La vie de DSI doit être faite de questionnements. C’est aussi valable pour n’importe quel manager et, a fortiori, pour les directions générales. C’est le mérite de la démarche proposée par Gartner que de rappeler ce principe. Si la pertinence d’une telle démarche n’est plus à démontrer, on peut relever quatre prérequis :

  • L’approche par questionnement est plus efficace si elle est collective, dans la mesure où personne ne peut tout savoir et maîtriser toutes les données d’un environnement. On pourra suggérer, par exemple, une approche de type « double tour » (Cf. « Comment remotiver ses équipes », Best Practices SI, n° 84, 19 mars 2012) dont on peut rappeler le principe. Retenons le cas d’un DSI qui se pose la question suivante, par rapport à ses objectifs, et qui va solliciter ses équipes : « Par rapport à ces objectifs, quels sont les facteurs clés de succès, qu’est-ce qui va nous permettre de réussir et quels sont les points d’attention, les pièges à éviter ? » Le principe consiste à organiser un premier tour de parole : chaque participant va répondre aux questions. Aucun débat n’est permis. Aucune interruption n’est autorisée. Chacun va s’exprimer à tour de rôle. Puis, dans la foulée, un deuxième tour de parole va être organisé : chacun va alors s’efforcer de synthétiser ce que le groupe, dans son ensemble, a dit au premier tour. On aboutit généralement à une vision commune des réponses aux questions posées.

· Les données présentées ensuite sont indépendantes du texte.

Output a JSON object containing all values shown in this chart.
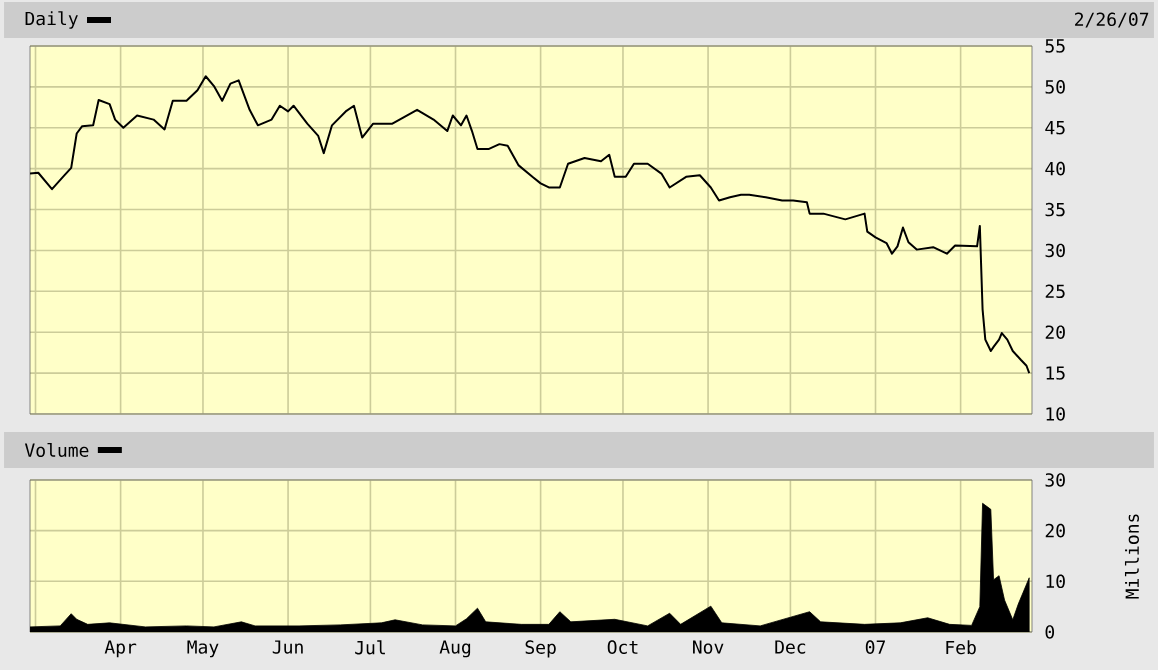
{
  "chart_data": [
    {
      "type": "line",
      "annotations": [
        "2/26/07"
      ],
      "legend": "top left",
      "grid": true,
      "tick_labels": "y",
      "xlim": [
        "2006-02-27",
        "2007-02-27"
      ],
      "ylim": [
        10,
        55
      ],
      "yticks": [
        10,
        15,
        20,
        25,
        30,
        35,
        40,
        45,
        50,
        55
      ],
      "xticks": [
        {
          "value": "2006-03-01",
          "label": null
        },
        {
          "value": "2006-04-01",
          "label": null
        },
        {
          "value": "2006-05-01",
          "label": null
        },
        {
          "value": "2006-06-01",
          "label": null
        },
        {
          "value": "2006-07-01",
          "label": null
        },
        {
          "value": "2006-08-01",
          "label": null
        },
        {
          "value": "2006-09-01",
          "label": null
        },
        {
          "value": "2006-10-01",
          "label": null
        },
        {
          "value": "2006-11-01",
          "label": null
        },
        {
          "value": "2006-12-01",
          "label": null
        },
        {
          "value": "2007-01-01",
          "label": null
        },
        {
          "value": "2007-02-01",
          "label": null
        }
      ],
      "x": [
        "2006-02-27",
        "2006-03-02",
        "2006-03-07",
        "2006-03-11",
        "2006-03-14",
        "2006-03-16",
        "2006-03-18",
        "2006-03-22",
        "2006-03-24",
        "2006-03-28",
        "2006-03-30",
        "2006-04-02",
        "2006-04-07",
        "2006-04-13",
        "2006-04-17",
        "2006-04-20",
        "2006-04-25",
        "2006-04-29",
        "2006-05-02",
        "2006-05-05",
        "2006-05-08",
        "2006-05-11",
        "2006-05-14",
        "2006-05-18",
        "2006-05-21",
        "2006-05-26",
        "2006-05-29",
        "2006-06-01",
        "2006-06-03",
        "2006-06-08",
        "2006-06-12",
        "2006-06-14",
        "2006-06-17",
        "2006-06-22",
        "2006-06-25",
        "2006-06-28",
        "2006-07-02",
        "2006-07-09",
        "2006-07-18",
        "2006-07-24",
        "2006-07-29",
        "2006-07-31",
        "2006-08-03",
        "2006-08-05",
        "2006-08-07",
        "2006-08-09",
        "2006-08-13",
        "2006-08-17",
        "2006-08-20",
        "2006-08-24",
        "2006-08-29",
        "2006-09-01",
        "2006-09-04",
        "2006-09-08",
        "2006-09-11",
        "2006-09-17",
        "2006-09-23",
        "2006-09-26",
        "2006-09-28",
        "2006-10-02",
        "2006-10-05",
        "2006-10-10",
        "2006-10-15",
        "2006-10-18",
        "2006-10-24",
        "2006-10-29",
        "2006-11-02",
        "2006-11-05",
        "2006-11-09",
        "2006-11-13",
        "2006-11-16",
        "2006-11-22",
        "2006-11-28",
        "2006-12-02",
        "2006-12-07",
        "2006-12-08",
        "2006-12-13",
        "2006-12-21",
        "2006-12-28",
        "2006-12-29",
        "2007-01-01",
        "2007-01-05",
        "2007-01-07",
        "2007-01-09",
        "2007-01-11",
        "2007-01-13",
        "2007-01-16",
        "2007-01-22",
        "2007-01-27",
        "2007-01-30",
        "2007-02-07",
        "2007-02-08",
        "2007-02-09",
        "2007-02-10",
        "2007-02-12",
        "2007-02-13",
        "2007-02-15",
        "2007-02-16",
        "2007-02-18",
        "2007-02-20",
        "2007-02-23",
        "2007-02-25",
        "2007-02-26"
      ],
      "series": [
        {
          "name": "Daily",
          "color": "#000000",
          "values": [
            39.4,
            39.5,
            37.5,
            39.0,
            40.1,
            44.3,
            45.2,
            45.3,
            48.4,
            47.9,
            46.0,
            45.0,
            46.5,
            46.0,
            44.8,
            48.3,
            48.3,
            49.6,
            51.3,
            50.1,
            48.3,
            50.4,
            50.8,
            47.2,
            45.3,
            46.0,
            47.7,
            47.0,
            47.7,
            45.5,
            44.0,
            41.9,
            45.3,
            47.0,
            47.7,
            43.8,
            45.5,
            45.5,
            47.2,
            46.0,
            44.6,
            46.5,
            45.3,
            46.5,
            44.6,
            42.4,
            42.4,
            43.0,
            42.8,
            40.4,
            39.0,
            38.2,
            37.7,
            37.7,
            40.6,
            41.3,
            40.9,
            41.7,
            39.0,
            39.0,
            40.6,
            40.6,
            39.4,
            37.7,
            39.0,
            39.2,
            37.7,
            36.1,
            36.5,
            36.8,
            36.8,
            36.5,
            36.1,
            36.1,
            35.9,
            34.5,
            34.5,
            33.8,
            34.5,
            32.3,
            31.6,
            30.9,
            29.6,
            30.5,
            32.8,
            31.0,
            30.1,
            30.4,
            29.6,
            30.6,
            30.5,
            33.0,
            22.8,
            19.1,
            17.7,
            18.2,
            19.1,
            19.9,
            19.1,
            17.7,
            16.6,
            15.9,
            15.0
          ]
        }
      ]
    },
    {
      "type": "area",
      "legend": "top left",
      "grid": true,
      "ylabel": "Millions",
      "xlim": [
        "2006-02-27",
        "2007-02-27"
      ],
      "ylim": [
        0,
        30
      ],
      "yticks": [
        0,
        10,
        20,
        30
      ],
      "xticks": [
        {
          "value": "2006-03-01",
          "label": null
        },
        {
          "value": "2006-04-01",
          "label": "Apr"
        },
        {
          "value": "2006-05-01",
          "label": "May"
        },
        {
          "value": "2006-06-01",
          "label": "Jun"
        },
        {
          "value": "2006-07-01",
          "label": "Jul"
        },
        {
          "value": "2006-08-01",
          "label": "Aug"
        },
        {
          "value": "2006-09-01",
          "label": "Sep"
        },
        {
          "value": "2006-10-01",
          "label": "Oct"
        },
        {
          "value": "2006-11-01",
          "label": "Nov"
        },
        {
          "value": "2006-12-01",
          "label": "Dec"
        },
        {
          "value": "2007-01-01",
          "label": "07"
        },
        {
          "value": "2007-02-01",
          "label": "Feb"
        }
      ],
      "x": [
        "2006-02-27",
        "2006-03-10",
        "2006-03-14",
        "2006-03-16",
        "2006-03-20",
        "2006-03-28",
        "2006-04-10",
        "2006-04-25",
        "2006-05-05",
        "2006-05-15",
        "2006-05-20",
        "2006-06-05",
        "2006-06-20",
        "2006-07-05",
        "2006-07-10",
        "2006-07-20",
        "2006-08-01",
        "2006-08-05",
        "2006-08-09",
        "2006-08-12",
        "2006-08-25",
        "2006-09-04",
        "2006-09-08",
        "2006-09-12",
        "2006-09-28",
        "2006-10-10",
        "2006-10-18",
        "2006-10-22",
        "2006-11-02",
        "2006-11-06",
        "2006-11-20",
        "2006-12-08",
        "2006-12-12",
        "2006-12-28",
        "2007-01-10",
        "2007-01-20",
        "2007-01-28",
        "2007-02-05",
        "2007-02-08",
        "2007-02-09",
        "2007-02-12",
        "2007-02-13",
        "2007-02-15",
        "2007-02-17",
        "2007-02-20",
        "2007-02-22",
        "2007-02-26"
      ],
      "series": [
        {
          "name": "Volume",
          "color": "#000000",
          "values": [
            1.0,
            1.2,
            3.6,
            2.5,
            1.5,
            1.8,
            1.0,
            1.2,
            1.0,
            2.0,
            1.2,
            1.2,
            1.4,
            1.8,
            2.4,
            1.4,
            1.2,
            2.6,
            4.7,
            2.0,
            1.5,
            1.5,
            4.0,
            2.0,
            2.5,
            1.2,
            3.7,
            1.5,
            5.1,
            1.8,
            1.2,
            4.0,
            2.0,
            1.5,
            1.8,
            2.8,
            1.5,
            1.3,
            5.0,
            25.4,
            24.2,
            10.3,
            11.1,
            6.3,
            2.4,
            5.5,
            10.7
          ]
        }
      ]
    }
  ]
}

  • La distinction entre l’important et l’accessoire : l’un des pièges des approches par questionnement est qu’elle devient vite chronophage et que l’on est tenté de remettre en question toutes les actions de la DSI, même les plus anodines ou les moins stratégiques.
  • Le questionnement ne doit pas être un prétexte à l’inaction : il est tentant de se retrancher derrière une incertitude stratégique, une erreur tactique ou un dysfonctionnement organisationnel pour éviter d’agir, privilégier des réunions pour sécuriser la décision. L’approche collective reste bien sûr pertinente, mais la pensée stratégique est avant tout une pensée de l’action, sinon elle ne sert à rien, sauf à faire illusion ce qui, à terme, se révélera dangereux pour la carrière…
  • La pensée stratégique doit s’appliquer à tous les aspects des missions de la DSI. Celles-ci se synthétisent en quatre grands domaines : la gestion de la DSI, les relations avec les métiers, avec les clients et avec les fournisseurs.
Quatre domaines propices au changement de modèle mental des DSI
Domaine Exemple d’objectif Exemple de questions
Gestion de la DSI  Mettre en place une approche Devops
  • Quelles sont les compétences nécessaires ?
  • Comment reconfigurer les profils existants ?
  • Quels processus vont être transformés ?
Relations avec les métiers/utilisateurs  Mettre en place un catalogue de services
  • Comment cartographier les offres ?
  • Comment établir les grilles de tarifs ?
  • Comment communiquer vers les métiers ?
Relations avec les clients externes  Améliorer de x points le taux de satisfaction sur le site e-commerce
  • Comment évoluent les volumétries ?
  • Quels sont les indicateurs de performance les plus pertinents ?
  • Comment est réalisé le monitoring des infrastructures et des applications ?
Relations avec les fournisseurs  Réduire le niveau de dépendance à l’égard des fournisseurs stratégiques
  • Comment mesurer le degré de dépendance ?
  • Quel est le niveau de dépendance optimal vis-à-vis d’un fournisseur ?
  • Comment appréhender la qualité d’un fournisseur (ratings) ?
Source : Best Practices Systèmes d’Information.